I clicked over and liked what I saw. I shelled out the $29 for the 10-hour video course. After all, it had 4.7 stars with 9418 ratings, so the proof, in addition to the offer, was strong.
(I’ll keep in mind the targeting to the offer, as I plan to start doing Youtube advertising for my businesses soon!)
Although Youtube is a great place to start, there are downsides. Learning from my experience in drawing, Youtube got me going, but it wasn’t very structured. Some channels had a few tutorials in a series, but nothing was very long, nor detailed. I think part of what may have led me to ceasing practicing drawing as much was the lack of structure.
Now, as of writing this, I’m 38 lessons into the course…of 362.
And I’m having a great time. I’m not good by any stretch of the imagination, but I can play a few simple songs. The other night I played a simple tune while my nieces danced around to it.
We’re often told about the 10,000 hour rule. If you want to become an expert in something it takes 10 years or 10,000 hours of practice to do so. But this is expert level. Even world-class in many fields.
What most people aren’t aware of is the 10 hour rule.
To get okay at something it takes about 10 hours.
There is a huge difference in those numbers. Think about it this way. Most people across the world have never played the piano. They’ve just never tried. So with just a tiny bit of practice, you would be capable of doing more than those that have never done any.
Actually I don’t even know if I’ve totaled 10 hours of practice yet! Probably close to that number. But I’ve already been playing for others.
I wrote about this in my book, Practicing Strength and Movement. Although that is about applying the skills of practice to strength and movement as the title says, so much of that material applies to any skill in general.
If you practice at practicing things, you can gain any skill much faster. That’s why I talk about practicing as a meta-skill. It can be applied to any individual thing you desire.
Habits are another meta-skill worth cultivating that I’ve written about before. (And have a draft of habits book sitting on my desktop too. Need to finish that up.)
What’s more is as I’m progressing, because the skill is being built quickly as with every lesson I learn something new, I’m having lots of fun.
I appreciate how quickly I can start to get into the flow of playing some simple chords and rhythms.

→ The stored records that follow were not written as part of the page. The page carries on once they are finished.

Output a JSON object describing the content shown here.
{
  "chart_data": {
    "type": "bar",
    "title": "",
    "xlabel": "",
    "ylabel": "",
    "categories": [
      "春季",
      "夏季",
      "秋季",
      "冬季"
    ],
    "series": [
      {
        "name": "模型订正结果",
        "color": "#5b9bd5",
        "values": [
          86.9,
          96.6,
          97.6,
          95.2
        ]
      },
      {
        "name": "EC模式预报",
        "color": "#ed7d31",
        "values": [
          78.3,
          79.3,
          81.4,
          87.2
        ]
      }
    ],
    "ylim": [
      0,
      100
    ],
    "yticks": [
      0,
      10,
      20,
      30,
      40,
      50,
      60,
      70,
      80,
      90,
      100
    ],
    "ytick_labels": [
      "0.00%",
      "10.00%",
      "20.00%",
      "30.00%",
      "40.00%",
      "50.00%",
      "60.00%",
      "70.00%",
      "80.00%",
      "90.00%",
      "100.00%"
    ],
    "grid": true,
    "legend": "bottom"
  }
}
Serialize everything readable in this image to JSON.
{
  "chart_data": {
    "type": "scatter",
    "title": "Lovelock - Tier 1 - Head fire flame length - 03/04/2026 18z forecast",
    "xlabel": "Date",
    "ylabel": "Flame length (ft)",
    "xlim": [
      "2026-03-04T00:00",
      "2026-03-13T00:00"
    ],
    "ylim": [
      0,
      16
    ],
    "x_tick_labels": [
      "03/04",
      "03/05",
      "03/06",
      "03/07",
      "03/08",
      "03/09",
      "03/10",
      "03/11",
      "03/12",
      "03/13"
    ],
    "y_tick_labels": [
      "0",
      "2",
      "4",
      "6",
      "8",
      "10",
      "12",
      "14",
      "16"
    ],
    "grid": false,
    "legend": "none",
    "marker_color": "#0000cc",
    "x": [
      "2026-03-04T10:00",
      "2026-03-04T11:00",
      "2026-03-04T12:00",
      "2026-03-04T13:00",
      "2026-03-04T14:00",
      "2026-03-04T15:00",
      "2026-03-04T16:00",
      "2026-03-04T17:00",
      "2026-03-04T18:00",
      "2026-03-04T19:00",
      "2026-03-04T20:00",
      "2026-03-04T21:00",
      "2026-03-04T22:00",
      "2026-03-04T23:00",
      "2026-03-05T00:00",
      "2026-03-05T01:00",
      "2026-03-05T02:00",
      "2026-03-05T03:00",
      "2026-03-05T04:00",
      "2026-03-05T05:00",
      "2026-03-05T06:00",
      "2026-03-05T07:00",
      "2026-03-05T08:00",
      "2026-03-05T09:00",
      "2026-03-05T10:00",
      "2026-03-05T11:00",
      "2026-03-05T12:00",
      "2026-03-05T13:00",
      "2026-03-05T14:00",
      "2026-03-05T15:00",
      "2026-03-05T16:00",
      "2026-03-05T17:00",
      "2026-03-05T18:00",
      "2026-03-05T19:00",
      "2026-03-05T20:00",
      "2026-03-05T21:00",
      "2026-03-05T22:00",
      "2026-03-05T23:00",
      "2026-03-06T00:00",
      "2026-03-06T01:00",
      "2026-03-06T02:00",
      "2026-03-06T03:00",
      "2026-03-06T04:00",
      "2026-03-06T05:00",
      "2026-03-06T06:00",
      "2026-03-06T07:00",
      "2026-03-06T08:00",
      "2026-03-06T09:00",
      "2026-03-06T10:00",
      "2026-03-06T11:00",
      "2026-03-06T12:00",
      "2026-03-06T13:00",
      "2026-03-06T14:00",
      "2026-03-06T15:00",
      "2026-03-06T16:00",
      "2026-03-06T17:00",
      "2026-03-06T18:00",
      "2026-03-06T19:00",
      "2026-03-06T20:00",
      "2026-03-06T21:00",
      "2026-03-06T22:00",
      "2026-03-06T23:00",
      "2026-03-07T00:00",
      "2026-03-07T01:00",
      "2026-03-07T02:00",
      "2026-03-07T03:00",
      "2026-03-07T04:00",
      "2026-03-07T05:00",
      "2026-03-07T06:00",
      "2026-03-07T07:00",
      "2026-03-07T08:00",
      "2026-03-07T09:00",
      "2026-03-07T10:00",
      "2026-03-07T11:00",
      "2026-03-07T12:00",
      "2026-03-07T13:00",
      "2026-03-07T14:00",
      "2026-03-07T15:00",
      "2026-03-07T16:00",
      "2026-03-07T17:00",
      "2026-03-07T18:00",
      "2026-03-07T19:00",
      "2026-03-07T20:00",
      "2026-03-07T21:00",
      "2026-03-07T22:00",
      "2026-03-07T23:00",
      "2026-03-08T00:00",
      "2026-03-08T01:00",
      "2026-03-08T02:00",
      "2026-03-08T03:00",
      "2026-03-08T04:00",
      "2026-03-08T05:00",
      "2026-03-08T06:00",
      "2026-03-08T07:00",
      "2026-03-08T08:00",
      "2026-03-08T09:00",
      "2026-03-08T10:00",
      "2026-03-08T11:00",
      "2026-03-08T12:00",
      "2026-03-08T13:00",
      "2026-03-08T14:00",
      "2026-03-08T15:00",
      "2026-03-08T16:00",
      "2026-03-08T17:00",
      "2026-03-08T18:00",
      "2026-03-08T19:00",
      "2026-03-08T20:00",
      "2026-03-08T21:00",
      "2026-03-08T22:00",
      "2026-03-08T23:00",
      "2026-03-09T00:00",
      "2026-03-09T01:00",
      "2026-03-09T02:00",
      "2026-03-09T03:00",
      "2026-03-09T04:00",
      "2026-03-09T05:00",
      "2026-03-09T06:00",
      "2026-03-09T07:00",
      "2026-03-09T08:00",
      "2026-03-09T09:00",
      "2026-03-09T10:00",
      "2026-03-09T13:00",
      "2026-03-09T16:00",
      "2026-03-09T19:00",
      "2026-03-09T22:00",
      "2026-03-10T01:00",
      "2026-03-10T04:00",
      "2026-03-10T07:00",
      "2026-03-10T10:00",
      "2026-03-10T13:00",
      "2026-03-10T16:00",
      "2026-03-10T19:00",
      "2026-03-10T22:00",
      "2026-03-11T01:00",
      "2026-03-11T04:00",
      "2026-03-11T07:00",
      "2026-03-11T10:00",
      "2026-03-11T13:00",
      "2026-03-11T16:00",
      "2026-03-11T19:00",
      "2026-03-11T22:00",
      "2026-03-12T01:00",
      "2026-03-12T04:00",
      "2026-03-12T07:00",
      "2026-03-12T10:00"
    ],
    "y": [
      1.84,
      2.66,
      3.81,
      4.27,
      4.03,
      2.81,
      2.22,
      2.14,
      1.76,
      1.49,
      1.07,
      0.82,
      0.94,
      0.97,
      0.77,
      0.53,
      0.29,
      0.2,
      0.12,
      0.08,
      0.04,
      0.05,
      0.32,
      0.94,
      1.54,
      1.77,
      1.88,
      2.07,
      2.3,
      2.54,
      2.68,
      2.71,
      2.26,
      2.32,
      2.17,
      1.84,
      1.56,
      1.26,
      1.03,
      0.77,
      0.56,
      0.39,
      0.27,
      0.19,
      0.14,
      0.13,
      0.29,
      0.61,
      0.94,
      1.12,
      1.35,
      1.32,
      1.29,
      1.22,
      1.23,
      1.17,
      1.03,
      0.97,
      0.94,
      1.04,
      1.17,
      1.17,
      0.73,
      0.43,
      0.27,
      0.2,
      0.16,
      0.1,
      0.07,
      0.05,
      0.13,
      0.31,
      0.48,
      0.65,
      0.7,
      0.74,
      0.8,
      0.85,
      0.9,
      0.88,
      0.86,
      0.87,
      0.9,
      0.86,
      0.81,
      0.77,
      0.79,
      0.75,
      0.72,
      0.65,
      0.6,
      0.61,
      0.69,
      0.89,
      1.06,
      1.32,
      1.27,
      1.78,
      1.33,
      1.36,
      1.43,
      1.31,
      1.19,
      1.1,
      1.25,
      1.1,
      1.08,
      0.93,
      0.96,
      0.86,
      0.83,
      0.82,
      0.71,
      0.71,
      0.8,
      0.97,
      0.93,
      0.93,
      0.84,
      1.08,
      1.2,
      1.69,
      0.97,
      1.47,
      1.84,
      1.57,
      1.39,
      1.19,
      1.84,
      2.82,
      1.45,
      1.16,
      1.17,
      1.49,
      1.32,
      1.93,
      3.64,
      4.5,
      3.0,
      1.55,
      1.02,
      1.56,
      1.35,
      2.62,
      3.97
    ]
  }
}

When I first started, I was writing it on my to-do list as something I wanted to get done. Now, I’ve quickly developed the habit. Further, because I enjoy it, it doesn’t take any motivation to do so. I’m finding myself playing a few times throughout the day, and the amount of time I practice increasing. It probably won’t be long til I’ve logged my first 100 hours of practice.
Maybe at that point, I’ll share some of my playing with you.
So many people get trapped into the thinking of “talent” or “old dogs can’t learn new tricks.” These are both damning mindsets that will keep you from experiencing new things or ever accomplishing anything worthwhile.
What new skill would you like to learn?